A patient diagnosed with major depressive disorder tells the nurse, "Bad things that happen are always my fault." To support the patient to reframe this overgeneralization, the nurse's best response is:
I really doubt that one person can be blamed for all the bad things that happen.
Let's look at one bad thing that happened to see if another explanation exists.
How does your belief in fate relate to your cultural heritage?
You are being exceptionally hard on yourself when you say those things.
The Correct Answer is B
Choice A reason: This response dismisses the patient’s cognitive distortion without engaging in therapeutic exploration. Major depressive disorder involves negative cognitive biases due to altered serotonin and dopamine signaling in the prefrontal cortex, impairing rational attribution of causality. This choice fails to facilitate cognitive restructuring, missing the opportunity to address neurocognitive mechanisms underlying overgeneralization.

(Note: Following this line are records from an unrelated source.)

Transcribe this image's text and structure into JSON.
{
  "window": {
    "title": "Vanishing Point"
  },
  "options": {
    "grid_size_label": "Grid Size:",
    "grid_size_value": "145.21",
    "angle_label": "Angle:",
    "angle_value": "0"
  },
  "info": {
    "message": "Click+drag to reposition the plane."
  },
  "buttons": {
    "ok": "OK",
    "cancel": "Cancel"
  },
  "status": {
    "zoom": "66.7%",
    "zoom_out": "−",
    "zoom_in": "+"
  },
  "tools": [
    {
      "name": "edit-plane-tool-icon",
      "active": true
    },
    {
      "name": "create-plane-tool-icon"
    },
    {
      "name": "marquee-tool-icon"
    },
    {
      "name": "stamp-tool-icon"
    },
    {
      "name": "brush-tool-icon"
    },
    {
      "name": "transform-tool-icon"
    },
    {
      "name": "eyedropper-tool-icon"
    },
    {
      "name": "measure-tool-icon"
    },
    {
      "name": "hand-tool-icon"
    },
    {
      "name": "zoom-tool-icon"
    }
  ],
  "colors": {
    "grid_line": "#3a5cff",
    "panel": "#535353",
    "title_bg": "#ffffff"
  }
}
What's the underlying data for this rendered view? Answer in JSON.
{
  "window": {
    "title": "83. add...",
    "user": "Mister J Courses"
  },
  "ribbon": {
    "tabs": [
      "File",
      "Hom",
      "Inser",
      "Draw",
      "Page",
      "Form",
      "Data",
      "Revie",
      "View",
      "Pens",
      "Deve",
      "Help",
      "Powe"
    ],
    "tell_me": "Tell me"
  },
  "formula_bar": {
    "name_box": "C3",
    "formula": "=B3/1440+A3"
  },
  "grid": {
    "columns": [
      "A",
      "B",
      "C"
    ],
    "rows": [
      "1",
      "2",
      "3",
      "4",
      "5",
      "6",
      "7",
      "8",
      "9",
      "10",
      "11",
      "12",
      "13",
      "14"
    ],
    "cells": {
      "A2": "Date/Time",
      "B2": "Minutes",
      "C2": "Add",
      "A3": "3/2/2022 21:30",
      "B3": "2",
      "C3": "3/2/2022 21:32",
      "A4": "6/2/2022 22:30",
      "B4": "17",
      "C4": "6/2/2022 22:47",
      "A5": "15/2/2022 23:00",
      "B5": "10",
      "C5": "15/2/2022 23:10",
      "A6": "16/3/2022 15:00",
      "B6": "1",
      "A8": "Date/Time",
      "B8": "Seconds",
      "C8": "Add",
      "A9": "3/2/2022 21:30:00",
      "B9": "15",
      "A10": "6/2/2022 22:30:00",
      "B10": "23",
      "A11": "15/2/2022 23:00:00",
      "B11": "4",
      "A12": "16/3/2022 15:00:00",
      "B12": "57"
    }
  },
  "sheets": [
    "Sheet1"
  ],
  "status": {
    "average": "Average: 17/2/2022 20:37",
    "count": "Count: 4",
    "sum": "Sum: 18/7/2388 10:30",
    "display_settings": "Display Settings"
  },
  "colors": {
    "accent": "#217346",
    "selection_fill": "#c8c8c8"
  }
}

Choice B reason: This response uses cognitive-behavioral techniques to challenge overgeneralization, a distortion linked to dysfunctional prefrontal cortex activity and low serotonin levels in depression. Examining a specific event encourages re-evaluation of faulty attributions, promoting neuroplasticity through cognitive restructuring, which can enhance rational thinking and reduce depressive symptoms by altering maladaptive neural pathways.
Choice C reason: This response shifts focus to cultural beliefs, irrelevant to the patient’s cognitive distortion. Depression involves altered amygdala-prefrontal cortex interactions, leading to negative self-attribution. Exploring cultural heritage does not address serotonin deficiency or facilitate cognitive reframing, making it ineffective for correcting overgeneralized thinking driven by neurochemical imbalances.
Choice D reason: This response acknowledges self-criticism but fails to engage in active cognitive restructuring. Depression involves hyperactive amygdala responses and reduced prefrontal inhibition, perpetuating negative self-perceptions. Without guiding the patient to explore alternative explanations, this choice misses the chance to alter maladaptive neural pathways, limiting its therapeutic impact on distorted thinking.
Nursing Test Bank
Naxlex Comprehensive Predictor Exams
Related Questions
Correct Answer is A
Explanation
Choice A reason: In PTSD, glutamate drives excitatory signaling in the amygdala, enhancing fear memory consolidation, while norepinephrine heightens arousal via locus coeruleus activation, strengthening traumatic memory encoding. This hyperactive glutamatergic-noradrenergic interaction sustains fear responses, contributing to PTSD’s persistent hyperarousal and intrusive memories.
Choice B reason: GABA inhibits neural activity, counteracting excitation, but its role in PTSD is secondary, modulating rather than driving fear memory formation. Glutamate is critical for memory consolidation in the amygdala, but pairing with GABA does not fully explain PTSD’s hyperarousal and fear encoding mechanisms.
Choice C reason: Histamine regulates wakefulness and arousal but is not directly involved in PTSD’s fear memory encoding. GABA modulates inhibition but does not drive the excitatory processes in the amygdala critical for trauma-related memory consolidation, making this pair irrelevant to PTSD’s core neurochemistry.
Choice D reason: Acetylcholine modulates attention and memory but is not a primary driver of PTSD’s fear responses. Serotonin influences mood but plays a secondary role in trauma memory encoding compared to glutamate and norepinephrine, which directly mediate amygdala hyperactivity in PTSD.
Correct Answer is A
Explanation
Choice A reason: Bipolar II involves hypomania, which is less severe than bipolar I’s mania, causing milder dopamine-driven limbic hyperactivity. Hypomania impairs functioning less, as it lacks psychosis and severe impulsivity, allowing better prefrontal cortex regulation compared to bipolar I’s intense manic episodes.
Choice B reason: Bipolar II is less often recognized than bipolar I due to hypomania’s subtlety, often mistaken for normal mood. Bipolar I’s severe mania, driven by dopamine excess, is more noticeable, leading to earlier diagnosis, making this statement factually incorrect.
Choice C reason: Bipolar I includes severe mania, not just depression, driven by dopamine and norepinephrine surges in the limbic system. Bipolar II involves hypomania and depression, so this statement inaccurately describes bipolar I’s clinical features, which include prominent manic episodes.
Choice D reason: Bipolar I and II differ in mania severity, not just suicide risk. Bipolar I’s severe mania increases impulsivity via dopamine dysregulation, but both have suicide risks. This statement oversimplifies the disorders’ neurochemical and clinical distinctions, making it incorrect.